Le directeur de la SFDAS résume de façon très complète le rôle joué par son institut en appui aux missions archéologiques françaises : « la SFDAS effectue toutes les démarches administratives (demande de visas, traduction de documents, enregistrement à la police, permis de fouille en amont de l'arrivée, demande d'importation de matériel, etc.) des missions de fouilles .

« Elle organise avec les chefs de mission la logistique sur place et met à disposition du matériel et des véhicules . Pour les missions directement affiliées au centre, elle participe également financièrement aux travaux de terrain et aux analyses post-fouilles .

« Elle offre également un cadre éditorial pour la publication de travaux archéologiques sous la forme de monographies ou d'articles dans la revue du Service des Antiquité qu'elle édite.

« Enfin, les membres de la SFDAS contribuent à titre personnel au logement de la plupart des missions de fouilles afin d'alléger les budgets et de les allouer principalement aux travaux scientifiques ».

Les IFRE qui se consacrent à l'archéologie constituent également des lieux de formation et d'échange entre archéologues français et étrangers .

Ainsi, le DAFA propose aux scientifiques afghans des formations aux techniques de l'archéologie et à celles de la restauration de matériel archéologique (conservation et restauration de sculptures et de peintures murales par exemple).

La SFDAS est sans doute encore davantage intégrée au sein de la communauté archéologique soudanaise, dans la mesure où elle appartient au service des Antiquités du Soudan , son directeur étant responsable devant le directeur des Antiquités du Soudan.

L'archéologie française à l'étranger

La promotion de l'archéologie française à l'étranger est une mission ancienne de la diplomatie française : l'intérêt des diplomates pour l'archéologie se manifeste dès 1843, lorsque les consuls de France à Mossoul, Paul-Émile Botta et Victor Place, découvrent le site de Khorsabad.
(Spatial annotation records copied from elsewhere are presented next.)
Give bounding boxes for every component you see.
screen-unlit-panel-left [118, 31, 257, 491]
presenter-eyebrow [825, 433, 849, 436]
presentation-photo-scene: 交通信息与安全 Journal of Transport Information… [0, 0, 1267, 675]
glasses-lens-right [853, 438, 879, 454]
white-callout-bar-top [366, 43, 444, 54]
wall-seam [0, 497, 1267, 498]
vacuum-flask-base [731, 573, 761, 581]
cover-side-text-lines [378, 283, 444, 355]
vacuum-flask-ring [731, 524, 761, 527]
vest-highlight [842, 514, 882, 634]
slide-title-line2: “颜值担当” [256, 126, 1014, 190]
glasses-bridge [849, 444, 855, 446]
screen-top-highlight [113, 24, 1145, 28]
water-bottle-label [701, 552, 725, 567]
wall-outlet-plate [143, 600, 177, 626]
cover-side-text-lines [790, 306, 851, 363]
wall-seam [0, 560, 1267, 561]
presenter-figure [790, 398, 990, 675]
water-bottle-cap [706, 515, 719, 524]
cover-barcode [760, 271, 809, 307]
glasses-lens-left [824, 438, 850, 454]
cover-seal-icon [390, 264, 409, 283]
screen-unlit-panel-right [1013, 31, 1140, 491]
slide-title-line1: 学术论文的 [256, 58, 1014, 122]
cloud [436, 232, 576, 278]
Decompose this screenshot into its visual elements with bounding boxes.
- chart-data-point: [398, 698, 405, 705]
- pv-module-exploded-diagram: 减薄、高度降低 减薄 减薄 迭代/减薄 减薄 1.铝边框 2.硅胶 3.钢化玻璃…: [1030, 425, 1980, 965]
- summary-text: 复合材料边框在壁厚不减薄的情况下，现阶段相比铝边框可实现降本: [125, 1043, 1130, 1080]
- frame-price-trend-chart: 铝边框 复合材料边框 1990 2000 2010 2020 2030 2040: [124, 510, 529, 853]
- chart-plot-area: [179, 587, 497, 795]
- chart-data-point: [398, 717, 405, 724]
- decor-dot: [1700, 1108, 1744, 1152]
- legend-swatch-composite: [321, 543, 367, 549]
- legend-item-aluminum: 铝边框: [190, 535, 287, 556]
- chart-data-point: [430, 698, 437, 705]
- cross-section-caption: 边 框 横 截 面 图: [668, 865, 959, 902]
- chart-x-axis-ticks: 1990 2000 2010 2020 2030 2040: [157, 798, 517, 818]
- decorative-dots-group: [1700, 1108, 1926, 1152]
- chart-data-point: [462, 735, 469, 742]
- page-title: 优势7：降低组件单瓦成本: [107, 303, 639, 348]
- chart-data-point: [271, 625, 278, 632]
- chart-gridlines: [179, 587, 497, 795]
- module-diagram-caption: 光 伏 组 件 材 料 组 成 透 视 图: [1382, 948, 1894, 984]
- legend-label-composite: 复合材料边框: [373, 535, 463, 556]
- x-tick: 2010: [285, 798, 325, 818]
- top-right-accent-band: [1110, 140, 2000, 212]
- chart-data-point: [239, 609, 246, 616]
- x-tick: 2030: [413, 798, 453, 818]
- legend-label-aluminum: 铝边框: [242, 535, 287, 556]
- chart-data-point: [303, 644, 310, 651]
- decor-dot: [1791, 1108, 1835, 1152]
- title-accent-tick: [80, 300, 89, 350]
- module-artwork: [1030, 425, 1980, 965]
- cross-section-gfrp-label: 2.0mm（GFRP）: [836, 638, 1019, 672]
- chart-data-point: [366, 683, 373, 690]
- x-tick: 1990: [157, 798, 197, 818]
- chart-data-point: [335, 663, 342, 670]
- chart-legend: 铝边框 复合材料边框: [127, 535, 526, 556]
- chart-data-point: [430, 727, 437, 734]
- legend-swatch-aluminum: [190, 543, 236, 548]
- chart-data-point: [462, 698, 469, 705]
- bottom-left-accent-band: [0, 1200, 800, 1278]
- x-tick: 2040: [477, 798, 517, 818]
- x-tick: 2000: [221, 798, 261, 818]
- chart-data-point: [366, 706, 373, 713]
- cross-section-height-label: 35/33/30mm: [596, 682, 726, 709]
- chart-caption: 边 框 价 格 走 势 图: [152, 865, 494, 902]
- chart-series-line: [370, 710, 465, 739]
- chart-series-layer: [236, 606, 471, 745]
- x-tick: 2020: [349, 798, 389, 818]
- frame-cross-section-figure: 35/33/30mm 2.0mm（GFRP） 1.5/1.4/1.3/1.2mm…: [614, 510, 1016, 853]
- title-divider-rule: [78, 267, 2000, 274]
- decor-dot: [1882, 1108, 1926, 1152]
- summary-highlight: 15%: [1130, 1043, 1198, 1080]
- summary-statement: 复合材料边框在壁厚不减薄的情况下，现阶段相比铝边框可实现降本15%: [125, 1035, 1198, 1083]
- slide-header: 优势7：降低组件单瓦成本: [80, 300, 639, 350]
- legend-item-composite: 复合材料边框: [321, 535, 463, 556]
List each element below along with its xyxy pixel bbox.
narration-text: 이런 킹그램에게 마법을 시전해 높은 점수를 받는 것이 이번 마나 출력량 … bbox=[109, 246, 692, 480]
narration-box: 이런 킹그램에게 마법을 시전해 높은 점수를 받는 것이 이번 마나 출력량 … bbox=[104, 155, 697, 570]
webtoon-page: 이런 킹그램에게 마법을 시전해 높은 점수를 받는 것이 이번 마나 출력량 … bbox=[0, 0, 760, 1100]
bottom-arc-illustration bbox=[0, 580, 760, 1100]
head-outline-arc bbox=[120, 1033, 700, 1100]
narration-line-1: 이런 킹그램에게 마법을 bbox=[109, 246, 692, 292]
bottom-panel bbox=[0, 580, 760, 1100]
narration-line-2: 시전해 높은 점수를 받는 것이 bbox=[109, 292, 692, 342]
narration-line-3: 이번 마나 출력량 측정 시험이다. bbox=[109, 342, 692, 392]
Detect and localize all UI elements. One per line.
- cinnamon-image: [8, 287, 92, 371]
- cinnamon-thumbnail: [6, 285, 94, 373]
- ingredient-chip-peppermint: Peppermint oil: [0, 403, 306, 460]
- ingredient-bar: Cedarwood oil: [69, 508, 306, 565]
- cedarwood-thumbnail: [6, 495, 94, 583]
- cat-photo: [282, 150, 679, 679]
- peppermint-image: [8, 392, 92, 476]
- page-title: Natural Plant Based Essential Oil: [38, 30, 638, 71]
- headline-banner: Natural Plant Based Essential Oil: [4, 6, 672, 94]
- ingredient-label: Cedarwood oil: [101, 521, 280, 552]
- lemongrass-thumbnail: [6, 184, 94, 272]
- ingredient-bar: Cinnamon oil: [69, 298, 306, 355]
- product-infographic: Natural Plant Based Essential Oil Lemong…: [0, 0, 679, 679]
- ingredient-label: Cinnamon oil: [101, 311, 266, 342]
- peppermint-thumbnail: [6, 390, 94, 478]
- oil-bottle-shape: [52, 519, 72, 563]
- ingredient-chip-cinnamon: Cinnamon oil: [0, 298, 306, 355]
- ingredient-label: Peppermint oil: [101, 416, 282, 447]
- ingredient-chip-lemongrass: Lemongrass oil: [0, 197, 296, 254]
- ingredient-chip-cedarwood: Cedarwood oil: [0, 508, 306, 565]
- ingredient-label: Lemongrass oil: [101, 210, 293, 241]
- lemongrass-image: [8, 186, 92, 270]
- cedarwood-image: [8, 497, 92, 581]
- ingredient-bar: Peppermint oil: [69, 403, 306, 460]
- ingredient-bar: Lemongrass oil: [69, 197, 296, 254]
En 1877, c'est au tour du consul de France à Bassora, Ernest de Sarzec, de révéler la civilisation sumérienne sur le site de Tello.

Ce processus s'est poursuivi jusqu'aux lendemains de la Seconde Guerre mondiale, qui ont vu se sceller ce lien grâce à la création, sous l'action du général de Gaulle et de l'archéologue Henri Seyrig, de la commission consultative des recherches archéologiques françaises à l'étranger, la « Commission des fouilles ». Cette instance née au lendemain de la Seconde Guerre mondiale rassemble les meilleurs spécialistes des aires géographiques et périodes concernées pour évaluer chaque année la qualité scientifique des projets de recherche et proposer les grandes orientations scientifiques à suivre à l'étranger. C'est ainsi qu'en 2016, 160 missions ont été financées sur les cinq continents, dont 12 projets dirigés par de jeunes archéologues qui témoignent du renouvellement générationnel des équipes.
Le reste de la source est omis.